Public opinion surveys, both in Latin America and globally, repeatedly monitor the population’s levels of trust towards other individuals as well as institutions. Consequently, trust scores appear to be one of the key indicators to assess of the state of development of a society.
But what elements integrate and motivate trust, according to different sources of opinions? Applying the method of opposites, the following seem to be some of the key elements that negatively affect trust:
• Coercion: interpreted as a state or institutionally-imposed obligation, or suppression of freedom of choice.
• Absence of objective information to support people’s Individual and collective decision making within the framework of their convenience.
• Dissonance between discourse and action or, put differently, between intentions and achievements.
• Absence of consultation and cooperation among individuals for the common good.
• Scarce or nonexistent awareness of the concept that what favors the common good also favors the individual, always within the context that the benefits will embrace the community, without exceptions.
• Lacking opportunities for access to knowledge, thus hindering the development of individual criteria.
Under this context, we can construct a continuum, whereby, on one extreme are placed more functional and freer societies, i.e. those operating under a broad level of collective cooperation, in a spirit of frank and open consultation, with open access to information and with respect for diversity within unity. On the other extreme are the more dysfunctional societies, with restricted freedoms, or where anomie can potentially lead to collective violence, where dissent is criminalized in varying degrees and where access to objective information is restricted. While most societies are perceived as operating somewhere between these two extremes, most people tend to agree that it would be better for the common good to operate closer to the first option and far from the second.
Within this context, global public opinion measurements record data that tell us something about the level of interpersonal trust people across different countries. Following are findings from the World Values Survey showing countries where trusting others scores highest.
Source: World Values Survey 2016
As Latin Americans, it seems quite striking that none of our countries appear at the top of this list.
To get a better grasp on how interpersonal trust levels are performing in our region, we consulted the findings polled by the Latinobarómetro team with whom we have been working over several years. Analyzing regional findings across two decades, the average trust indicators fail to reach 20%, (see following exhibit). Stated more bluntly: the Latinobarómetro scores reveal that, historically, 8 out of 10 Latin Americans distrust their fellow citizens.
Intra-regional variations, as well as the inter-annual ones, are few and tend to respond to circumstantial issues, as was the case of Brazil and its institutional crisis of the last two years. However, there are also low levels of confidence in countries with a stable institutional tradition, as is the case for Costa Rica. Evidently, the findings show that there are cultural variables that are generally common to regional values, which influence the assessment of interpersonal as well as institutional trust within our region.

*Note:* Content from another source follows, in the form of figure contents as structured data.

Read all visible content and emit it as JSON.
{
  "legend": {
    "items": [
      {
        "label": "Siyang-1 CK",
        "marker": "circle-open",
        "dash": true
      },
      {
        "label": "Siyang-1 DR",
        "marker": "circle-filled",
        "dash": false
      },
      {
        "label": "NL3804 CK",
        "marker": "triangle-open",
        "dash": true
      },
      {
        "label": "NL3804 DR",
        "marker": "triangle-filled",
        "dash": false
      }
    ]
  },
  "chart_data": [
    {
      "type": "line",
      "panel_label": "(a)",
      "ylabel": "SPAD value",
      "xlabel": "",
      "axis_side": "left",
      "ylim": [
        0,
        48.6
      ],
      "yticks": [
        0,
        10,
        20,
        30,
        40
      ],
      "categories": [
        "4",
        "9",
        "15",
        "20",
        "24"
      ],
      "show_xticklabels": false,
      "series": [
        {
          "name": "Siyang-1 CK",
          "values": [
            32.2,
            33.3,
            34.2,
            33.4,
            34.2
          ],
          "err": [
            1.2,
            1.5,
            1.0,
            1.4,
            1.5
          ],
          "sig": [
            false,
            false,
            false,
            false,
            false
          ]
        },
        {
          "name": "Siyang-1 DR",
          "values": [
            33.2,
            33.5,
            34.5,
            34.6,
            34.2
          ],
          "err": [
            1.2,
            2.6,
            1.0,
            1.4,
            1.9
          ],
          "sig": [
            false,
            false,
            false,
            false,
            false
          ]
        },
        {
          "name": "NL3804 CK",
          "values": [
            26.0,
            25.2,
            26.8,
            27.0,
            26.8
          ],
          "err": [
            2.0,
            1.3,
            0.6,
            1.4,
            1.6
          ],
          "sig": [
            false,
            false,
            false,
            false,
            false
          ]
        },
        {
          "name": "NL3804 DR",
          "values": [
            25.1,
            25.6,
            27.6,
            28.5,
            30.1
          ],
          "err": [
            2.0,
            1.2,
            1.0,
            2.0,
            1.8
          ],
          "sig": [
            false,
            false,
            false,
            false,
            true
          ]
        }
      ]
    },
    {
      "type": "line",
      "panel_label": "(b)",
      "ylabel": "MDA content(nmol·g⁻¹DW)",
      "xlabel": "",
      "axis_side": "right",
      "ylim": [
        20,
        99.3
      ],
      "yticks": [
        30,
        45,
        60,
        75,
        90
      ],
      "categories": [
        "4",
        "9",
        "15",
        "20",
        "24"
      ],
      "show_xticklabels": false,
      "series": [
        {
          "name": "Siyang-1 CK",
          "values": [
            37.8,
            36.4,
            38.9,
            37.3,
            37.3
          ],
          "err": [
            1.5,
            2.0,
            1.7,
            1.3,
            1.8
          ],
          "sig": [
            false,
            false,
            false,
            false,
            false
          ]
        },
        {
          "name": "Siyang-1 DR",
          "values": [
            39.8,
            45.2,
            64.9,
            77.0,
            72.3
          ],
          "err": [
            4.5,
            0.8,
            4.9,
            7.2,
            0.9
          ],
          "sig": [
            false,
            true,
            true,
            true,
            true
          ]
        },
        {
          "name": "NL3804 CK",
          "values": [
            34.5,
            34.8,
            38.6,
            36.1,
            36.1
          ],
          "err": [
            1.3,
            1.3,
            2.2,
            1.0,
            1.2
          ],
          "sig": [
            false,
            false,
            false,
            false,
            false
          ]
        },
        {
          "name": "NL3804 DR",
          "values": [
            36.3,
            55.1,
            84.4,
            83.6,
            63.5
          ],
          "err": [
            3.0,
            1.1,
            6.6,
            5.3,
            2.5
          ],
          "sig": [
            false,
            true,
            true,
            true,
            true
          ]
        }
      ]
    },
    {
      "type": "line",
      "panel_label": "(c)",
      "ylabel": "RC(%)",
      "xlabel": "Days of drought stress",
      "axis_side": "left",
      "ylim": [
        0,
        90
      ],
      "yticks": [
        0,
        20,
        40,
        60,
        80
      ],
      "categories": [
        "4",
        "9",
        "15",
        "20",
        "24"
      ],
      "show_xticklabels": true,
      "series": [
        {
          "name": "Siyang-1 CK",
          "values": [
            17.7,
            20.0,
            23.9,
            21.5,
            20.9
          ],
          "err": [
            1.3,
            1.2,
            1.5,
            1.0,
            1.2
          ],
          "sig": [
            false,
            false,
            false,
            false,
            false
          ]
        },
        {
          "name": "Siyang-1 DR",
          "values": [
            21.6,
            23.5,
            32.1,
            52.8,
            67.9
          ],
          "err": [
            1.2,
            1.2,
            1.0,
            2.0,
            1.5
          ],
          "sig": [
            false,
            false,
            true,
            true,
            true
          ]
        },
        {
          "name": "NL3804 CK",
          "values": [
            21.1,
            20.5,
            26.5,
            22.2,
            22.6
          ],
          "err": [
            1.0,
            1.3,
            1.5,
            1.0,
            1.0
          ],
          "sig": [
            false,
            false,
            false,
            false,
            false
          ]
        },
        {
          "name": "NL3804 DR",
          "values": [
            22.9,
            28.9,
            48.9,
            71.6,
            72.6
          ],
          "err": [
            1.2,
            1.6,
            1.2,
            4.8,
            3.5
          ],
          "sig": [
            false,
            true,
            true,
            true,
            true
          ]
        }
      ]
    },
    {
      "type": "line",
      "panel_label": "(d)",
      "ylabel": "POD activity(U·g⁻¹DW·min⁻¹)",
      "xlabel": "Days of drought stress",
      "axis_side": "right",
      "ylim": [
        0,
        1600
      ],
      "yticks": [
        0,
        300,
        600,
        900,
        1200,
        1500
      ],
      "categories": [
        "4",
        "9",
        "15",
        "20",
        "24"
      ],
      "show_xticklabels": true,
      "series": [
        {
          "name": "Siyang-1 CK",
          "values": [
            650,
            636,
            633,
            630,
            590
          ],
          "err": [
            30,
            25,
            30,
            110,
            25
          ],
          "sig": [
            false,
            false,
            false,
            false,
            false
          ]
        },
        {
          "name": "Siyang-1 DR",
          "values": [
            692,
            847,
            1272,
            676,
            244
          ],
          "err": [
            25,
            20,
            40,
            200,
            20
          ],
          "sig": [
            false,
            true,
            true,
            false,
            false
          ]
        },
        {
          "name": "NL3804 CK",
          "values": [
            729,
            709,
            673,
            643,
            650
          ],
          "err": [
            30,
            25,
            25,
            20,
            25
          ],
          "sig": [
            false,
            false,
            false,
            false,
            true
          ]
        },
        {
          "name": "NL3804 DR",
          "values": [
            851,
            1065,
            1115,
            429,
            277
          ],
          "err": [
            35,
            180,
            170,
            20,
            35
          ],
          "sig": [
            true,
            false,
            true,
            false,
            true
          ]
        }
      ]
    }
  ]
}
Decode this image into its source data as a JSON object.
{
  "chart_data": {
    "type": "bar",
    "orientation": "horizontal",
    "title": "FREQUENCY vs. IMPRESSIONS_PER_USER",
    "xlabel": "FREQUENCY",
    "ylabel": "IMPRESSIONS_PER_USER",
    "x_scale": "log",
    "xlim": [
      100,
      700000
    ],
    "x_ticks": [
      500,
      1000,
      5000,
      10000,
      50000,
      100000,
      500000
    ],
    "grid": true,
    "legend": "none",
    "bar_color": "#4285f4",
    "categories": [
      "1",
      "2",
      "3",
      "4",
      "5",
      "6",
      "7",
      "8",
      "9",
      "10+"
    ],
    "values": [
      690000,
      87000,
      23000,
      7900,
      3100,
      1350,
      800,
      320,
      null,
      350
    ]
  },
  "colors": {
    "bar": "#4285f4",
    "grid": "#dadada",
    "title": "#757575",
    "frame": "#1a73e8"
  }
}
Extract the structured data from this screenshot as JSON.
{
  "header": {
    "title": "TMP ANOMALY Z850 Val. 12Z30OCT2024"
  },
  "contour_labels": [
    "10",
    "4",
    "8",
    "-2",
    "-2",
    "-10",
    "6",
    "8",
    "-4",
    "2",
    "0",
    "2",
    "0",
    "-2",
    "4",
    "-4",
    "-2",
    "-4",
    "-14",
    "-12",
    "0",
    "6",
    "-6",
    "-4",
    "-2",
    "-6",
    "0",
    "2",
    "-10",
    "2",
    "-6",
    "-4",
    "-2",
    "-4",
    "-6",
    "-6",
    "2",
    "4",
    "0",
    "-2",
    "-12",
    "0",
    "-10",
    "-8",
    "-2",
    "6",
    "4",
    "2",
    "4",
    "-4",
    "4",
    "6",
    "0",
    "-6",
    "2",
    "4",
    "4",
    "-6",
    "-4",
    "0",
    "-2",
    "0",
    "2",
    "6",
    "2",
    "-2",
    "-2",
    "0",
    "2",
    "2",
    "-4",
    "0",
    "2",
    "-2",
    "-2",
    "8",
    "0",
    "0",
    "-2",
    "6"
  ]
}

In the case of Venezuela, 2017 registers an all-time low on interpersonal trust assessment, as gathered during the conduction of this year’s Latinobarómetro wave, in the aftermath of a period of intense social upheaval.
Taking into consideration the aforementioned elements that generally influence interpersonal trust in a negative way, it seems that it will require a planned and sustained effort to raise the perception of trust among Venezuelans. For this to be possible, two things must happen first: confidence must be restored to the country’s different institutions and, in parallel, a significant reduction in both poverty and crime levels must occur. However, and as evidenced in the various investigations mentioned, Venezuela is not an isolated event, since its low levels of confidence do not show a significant difference compared to the average in Latin America.
As evidenced by the findings shown in the case of both Latin America as a whole, and Venezuela specifically, interpersonal trust not only seems to be directly proportional to institutional trust levels as well as to their perceived quality within each country, but also with some common regional cultural traits, which brings up additional questions to be answered through further Public Opinion surveys.